Friday, March 12, 2021

CLOGGED

Sometimes life's mundane tasks hold a spiritual life lesson. This time it came via my clothes dryer, which simply wouldn't dry any more! Even with an hour of “tumbling,” clothes were still damp and sour-smelling. The “sour” didn't make sense. I'd limped by, hanging clothes outside when the weather was warmer.

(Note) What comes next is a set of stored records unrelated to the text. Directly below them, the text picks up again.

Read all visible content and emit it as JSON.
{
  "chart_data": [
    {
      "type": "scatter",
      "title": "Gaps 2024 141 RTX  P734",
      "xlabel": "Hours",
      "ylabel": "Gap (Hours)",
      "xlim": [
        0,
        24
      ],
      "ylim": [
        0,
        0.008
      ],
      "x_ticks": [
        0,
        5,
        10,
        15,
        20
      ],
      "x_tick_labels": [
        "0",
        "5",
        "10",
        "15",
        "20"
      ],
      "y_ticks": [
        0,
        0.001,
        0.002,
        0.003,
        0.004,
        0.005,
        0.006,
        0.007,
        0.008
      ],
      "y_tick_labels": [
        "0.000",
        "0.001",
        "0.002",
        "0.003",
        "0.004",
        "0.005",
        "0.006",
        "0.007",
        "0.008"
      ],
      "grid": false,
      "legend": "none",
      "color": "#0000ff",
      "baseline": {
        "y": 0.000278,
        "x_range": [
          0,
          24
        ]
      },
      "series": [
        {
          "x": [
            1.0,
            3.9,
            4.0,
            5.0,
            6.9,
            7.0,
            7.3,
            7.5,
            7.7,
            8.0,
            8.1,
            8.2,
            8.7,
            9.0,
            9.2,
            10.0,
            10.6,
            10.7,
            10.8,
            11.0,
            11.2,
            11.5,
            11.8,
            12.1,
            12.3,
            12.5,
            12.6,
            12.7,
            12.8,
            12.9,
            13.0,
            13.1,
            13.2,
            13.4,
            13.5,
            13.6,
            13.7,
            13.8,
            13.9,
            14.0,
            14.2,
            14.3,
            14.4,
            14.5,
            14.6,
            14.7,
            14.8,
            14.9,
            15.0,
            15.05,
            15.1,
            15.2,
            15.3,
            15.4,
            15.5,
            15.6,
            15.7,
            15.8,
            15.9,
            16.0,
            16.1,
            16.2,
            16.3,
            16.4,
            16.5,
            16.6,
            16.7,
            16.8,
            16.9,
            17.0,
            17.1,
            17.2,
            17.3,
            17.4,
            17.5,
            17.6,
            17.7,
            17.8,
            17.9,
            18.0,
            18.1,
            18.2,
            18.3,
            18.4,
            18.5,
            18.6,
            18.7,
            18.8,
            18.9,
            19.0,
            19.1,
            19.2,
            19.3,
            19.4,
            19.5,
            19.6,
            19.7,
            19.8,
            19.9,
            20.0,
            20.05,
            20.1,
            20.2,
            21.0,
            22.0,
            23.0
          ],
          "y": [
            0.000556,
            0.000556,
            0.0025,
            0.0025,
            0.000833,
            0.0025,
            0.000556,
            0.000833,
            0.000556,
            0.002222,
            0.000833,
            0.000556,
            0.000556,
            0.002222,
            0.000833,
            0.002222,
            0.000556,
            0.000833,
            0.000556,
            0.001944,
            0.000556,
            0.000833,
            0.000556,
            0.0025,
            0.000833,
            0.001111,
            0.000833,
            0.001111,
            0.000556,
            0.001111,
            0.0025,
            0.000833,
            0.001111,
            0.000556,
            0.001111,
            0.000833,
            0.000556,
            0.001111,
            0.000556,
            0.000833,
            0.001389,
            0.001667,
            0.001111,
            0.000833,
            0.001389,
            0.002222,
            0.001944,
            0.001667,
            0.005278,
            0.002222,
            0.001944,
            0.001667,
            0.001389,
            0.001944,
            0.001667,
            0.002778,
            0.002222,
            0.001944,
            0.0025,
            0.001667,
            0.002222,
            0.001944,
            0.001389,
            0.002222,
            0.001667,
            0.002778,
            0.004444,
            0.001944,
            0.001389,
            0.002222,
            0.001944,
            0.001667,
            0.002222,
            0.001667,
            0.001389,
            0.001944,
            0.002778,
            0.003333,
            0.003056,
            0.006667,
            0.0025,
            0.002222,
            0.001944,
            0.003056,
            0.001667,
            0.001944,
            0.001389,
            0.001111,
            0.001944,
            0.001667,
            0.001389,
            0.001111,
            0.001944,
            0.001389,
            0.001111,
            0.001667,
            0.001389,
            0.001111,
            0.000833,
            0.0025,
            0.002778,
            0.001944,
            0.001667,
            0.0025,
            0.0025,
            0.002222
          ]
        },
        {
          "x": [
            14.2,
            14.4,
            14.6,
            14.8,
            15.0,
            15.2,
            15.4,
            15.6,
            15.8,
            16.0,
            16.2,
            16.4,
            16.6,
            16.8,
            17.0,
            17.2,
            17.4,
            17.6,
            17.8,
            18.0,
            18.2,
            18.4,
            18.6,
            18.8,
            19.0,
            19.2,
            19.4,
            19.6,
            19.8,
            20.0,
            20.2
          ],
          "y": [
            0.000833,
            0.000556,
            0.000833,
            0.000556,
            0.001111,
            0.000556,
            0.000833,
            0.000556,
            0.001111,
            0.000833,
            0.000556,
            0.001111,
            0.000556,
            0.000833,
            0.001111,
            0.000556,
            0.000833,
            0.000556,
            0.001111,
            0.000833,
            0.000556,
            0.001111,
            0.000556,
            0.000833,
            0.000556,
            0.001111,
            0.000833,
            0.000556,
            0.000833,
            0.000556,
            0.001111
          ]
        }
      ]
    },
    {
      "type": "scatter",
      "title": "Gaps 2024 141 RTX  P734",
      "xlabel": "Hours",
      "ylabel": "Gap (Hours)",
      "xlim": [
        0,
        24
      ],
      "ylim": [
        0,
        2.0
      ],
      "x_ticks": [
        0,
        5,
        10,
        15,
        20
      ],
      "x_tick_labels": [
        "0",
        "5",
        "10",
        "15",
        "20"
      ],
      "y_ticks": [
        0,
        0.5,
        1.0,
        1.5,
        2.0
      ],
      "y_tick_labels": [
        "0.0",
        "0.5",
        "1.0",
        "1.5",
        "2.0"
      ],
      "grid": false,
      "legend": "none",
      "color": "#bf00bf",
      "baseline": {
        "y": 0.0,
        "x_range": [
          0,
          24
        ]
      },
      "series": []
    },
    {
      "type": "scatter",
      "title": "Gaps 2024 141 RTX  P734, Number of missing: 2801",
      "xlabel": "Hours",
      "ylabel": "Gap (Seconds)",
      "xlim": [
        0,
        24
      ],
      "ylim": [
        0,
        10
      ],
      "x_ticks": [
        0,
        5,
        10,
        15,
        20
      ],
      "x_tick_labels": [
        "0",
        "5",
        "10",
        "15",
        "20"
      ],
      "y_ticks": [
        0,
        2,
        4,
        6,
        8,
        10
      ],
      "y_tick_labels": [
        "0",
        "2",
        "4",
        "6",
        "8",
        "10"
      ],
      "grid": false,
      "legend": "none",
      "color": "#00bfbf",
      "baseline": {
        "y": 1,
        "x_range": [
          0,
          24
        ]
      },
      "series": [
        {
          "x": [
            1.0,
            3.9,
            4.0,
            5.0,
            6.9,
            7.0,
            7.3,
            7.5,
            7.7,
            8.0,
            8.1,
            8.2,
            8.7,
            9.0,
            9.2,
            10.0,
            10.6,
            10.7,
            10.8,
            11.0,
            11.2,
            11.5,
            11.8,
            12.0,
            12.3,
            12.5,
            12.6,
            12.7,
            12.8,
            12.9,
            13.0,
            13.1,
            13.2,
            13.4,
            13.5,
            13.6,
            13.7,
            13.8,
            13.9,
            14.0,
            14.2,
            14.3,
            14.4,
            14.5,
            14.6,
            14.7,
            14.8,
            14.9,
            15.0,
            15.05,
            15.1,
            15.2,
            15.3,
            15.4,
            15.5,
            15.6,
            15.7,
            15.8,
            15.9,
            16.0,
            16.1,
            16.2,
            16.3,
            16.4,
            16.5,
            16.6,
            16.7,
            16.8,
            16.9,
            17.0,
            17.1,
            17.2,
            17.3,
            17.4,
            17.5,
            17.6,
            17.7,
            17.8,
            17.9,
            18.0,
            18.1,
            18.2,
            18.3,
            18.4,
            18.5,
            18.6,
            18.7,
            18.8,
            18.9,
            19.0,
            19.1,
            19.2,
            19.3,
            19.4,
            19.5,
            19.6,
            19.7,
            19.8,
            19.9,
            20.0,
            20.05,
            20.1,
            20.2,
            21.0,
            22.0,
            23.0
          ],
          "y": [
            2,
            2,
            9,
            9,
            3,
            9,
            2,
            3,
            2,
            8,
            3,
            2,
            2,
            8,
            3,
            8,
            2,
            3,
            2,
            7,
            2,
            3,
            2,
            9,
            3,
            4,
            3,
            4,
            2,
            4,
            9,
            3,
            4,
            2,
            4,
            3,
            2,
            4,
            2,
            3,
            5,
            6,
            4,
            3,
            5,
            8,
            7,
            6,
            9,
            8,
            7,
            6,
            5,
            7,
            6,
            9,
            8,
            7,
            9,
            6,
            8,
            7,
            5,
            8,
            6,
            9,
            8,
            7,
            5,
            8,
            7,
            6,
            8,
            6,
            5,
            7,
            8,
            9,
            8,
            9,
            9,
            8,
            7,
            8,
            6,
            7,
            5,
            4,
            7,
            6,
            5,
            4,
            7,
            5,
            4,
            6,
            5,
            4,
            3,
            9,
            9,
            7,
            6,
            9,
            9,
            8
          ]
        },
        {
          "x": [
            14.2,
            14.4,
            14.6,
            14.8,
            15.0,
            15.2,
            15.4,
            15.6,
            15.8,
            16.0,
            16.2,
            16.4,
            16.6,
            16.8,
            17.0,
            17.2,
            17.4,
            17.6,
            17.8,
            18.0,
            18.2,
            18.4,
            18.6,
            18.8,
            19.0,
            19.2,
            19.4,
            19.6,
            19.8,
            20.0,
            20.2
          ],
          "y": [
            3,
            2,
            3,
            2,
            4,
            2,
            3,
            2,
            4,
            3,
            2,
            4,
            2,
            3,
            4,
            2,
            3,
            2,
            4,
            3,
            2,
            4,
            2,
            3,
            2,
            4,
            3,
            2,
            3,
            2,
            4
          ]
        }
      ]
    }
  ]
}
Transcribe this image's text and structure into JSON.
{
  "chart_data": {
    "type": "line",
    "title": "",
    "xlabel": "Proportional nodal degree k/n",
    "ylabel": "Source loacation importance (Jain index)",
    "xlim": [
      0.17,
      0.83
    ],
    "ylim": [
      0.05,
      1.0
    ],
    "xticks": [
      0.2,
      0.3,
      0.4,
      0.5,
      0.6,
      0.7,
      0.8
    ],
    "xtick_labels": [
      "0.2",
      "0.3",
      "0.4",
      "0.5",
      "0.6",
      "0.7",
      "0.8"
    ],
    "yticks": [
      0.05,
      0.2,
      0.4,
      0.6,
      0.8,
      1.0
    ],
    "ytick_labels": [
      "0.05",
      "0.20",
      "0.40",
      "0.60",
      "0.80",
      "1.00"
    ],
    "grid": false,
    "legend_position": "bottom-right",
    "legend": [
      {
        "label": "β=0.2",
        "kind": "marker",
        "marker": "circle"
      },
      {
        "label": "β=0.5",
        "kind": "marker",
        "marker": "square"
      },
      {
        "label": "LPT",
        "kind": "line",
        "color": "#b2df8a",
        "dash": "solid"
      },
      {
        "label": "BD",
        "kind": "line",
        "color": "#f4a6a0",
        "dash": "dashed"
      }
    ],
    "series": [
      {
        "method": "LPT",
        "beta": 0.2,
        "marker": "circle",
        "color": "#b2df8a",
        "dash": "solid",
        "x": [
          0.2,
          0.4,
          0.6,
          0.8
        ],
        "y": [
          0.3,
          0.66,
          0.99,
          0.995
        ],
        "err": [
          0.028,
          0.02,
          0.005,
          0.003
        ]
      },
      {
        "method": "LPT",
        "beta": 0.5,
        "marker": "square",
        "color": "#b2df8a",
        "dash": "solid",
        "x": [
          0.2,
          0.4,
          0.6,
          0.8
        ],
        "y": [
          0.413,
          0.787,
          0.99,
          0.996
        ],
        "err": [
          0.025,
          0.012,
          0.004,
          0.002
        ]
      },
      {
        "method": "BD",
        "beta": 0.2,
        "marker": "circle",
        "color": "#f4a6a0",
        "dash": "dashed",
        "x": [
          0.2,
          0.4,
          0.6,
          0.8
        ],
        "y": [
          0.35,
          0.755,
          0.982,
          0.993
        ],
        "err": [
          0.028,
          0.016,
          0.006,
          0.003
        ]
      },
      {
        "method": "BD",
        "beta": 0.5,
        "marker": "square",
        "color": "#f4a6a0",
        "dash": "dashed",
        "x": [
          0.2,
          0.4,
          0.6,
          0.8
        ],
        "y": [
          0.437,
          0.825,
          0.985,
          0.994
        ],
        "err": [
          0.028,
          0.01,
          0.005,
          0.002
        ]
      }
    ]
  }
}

But winter changed the rules!

Repair or buy new? It was 20 years old. Was calling a repairman—facing probably a third or half the cost of a new dryer—worth it? Then one gracious repairman offered some free “over-the-counter” advice. He said to use a meat thermometer to check the temperature of air coming out the dryer's back vent. If it was 145 degrees, the problem wasn't the dryer's ability to heat. It may be the exhaust vents to the outside. Our dryer passed the “meat thermometer” test so (groan) it had to be the vent. My husband called a company that cleans vents, but their estimate wasn't friendly to our budget. The “ugh” alternative: doing it ourselves.

After pulling a few lint blobs out of the “exhaust elbow” between the dryer and the floor, we faced Mount Everest, or maybe it was a Carlsbad Cavern. Our dryer vent traveled about twelve feet under the house to the outside. Hero Husband geared up, crawled under the house in all its filth (including a dead rat), pulled off the vent tubes and passed them out to me. He rigged up a long pole with rags on the end for me to help him ream the tubes out. We ended up pushing out more than a gallon of filthy lint. No wonder lint clogs are considered a fire danger! I tried the dryer with a fresh load of wet laundry. Back on the job!

As we progressed through this “ugh” job amidst a pandemic, I make a connection to the apostle Peter's advice on tough times and living among people with negative dispositions. “Rid yourselves,” Peter wrote, “of all malice and all deceit, hypocrisy, envy and slander, of every kind” (1 Peter 2:1). In the original Greek, the word translated “rid” means to “cast away,” like garbage. The Message paraphrase of Eugene Peterson sharpens the image with its version of saying, “So clean house! Make a clean sweep” of these negative behaviors. Yes, like reaming out lint-clogged dryer vents.

Most folks can recall encounters with people whose hearts are clogged with malice, deceit, hypocrisy, envy and slander. And if we're honest with ourselves, those sins are ones we need to guard against rooting in ourselves. Instead of old rags on a long pole, we need the purging ministry of the Holy Spirit. He specializes in the warning signs that we may be getting “clogged” with pride, prejudice, and other negatives of the “self-life.”

=========

Your trivia of the day, answering “Who invented the clothes dryer?” In 1799, a Frenchman invented what he called a “ventilator,” a hole-pierced metal drum holding clothes and which was rolled over an open fire. (Yes, smoked clothes!) In 1892, another man invented a dryer that used heat from the stove. Then in 1935 a man came up with an oil-heated drum, then later patented both an electric and gas version. The electric dryer came out in the 1950s but at $230 each (equivalent to $2,000 in today's money) few could afford it.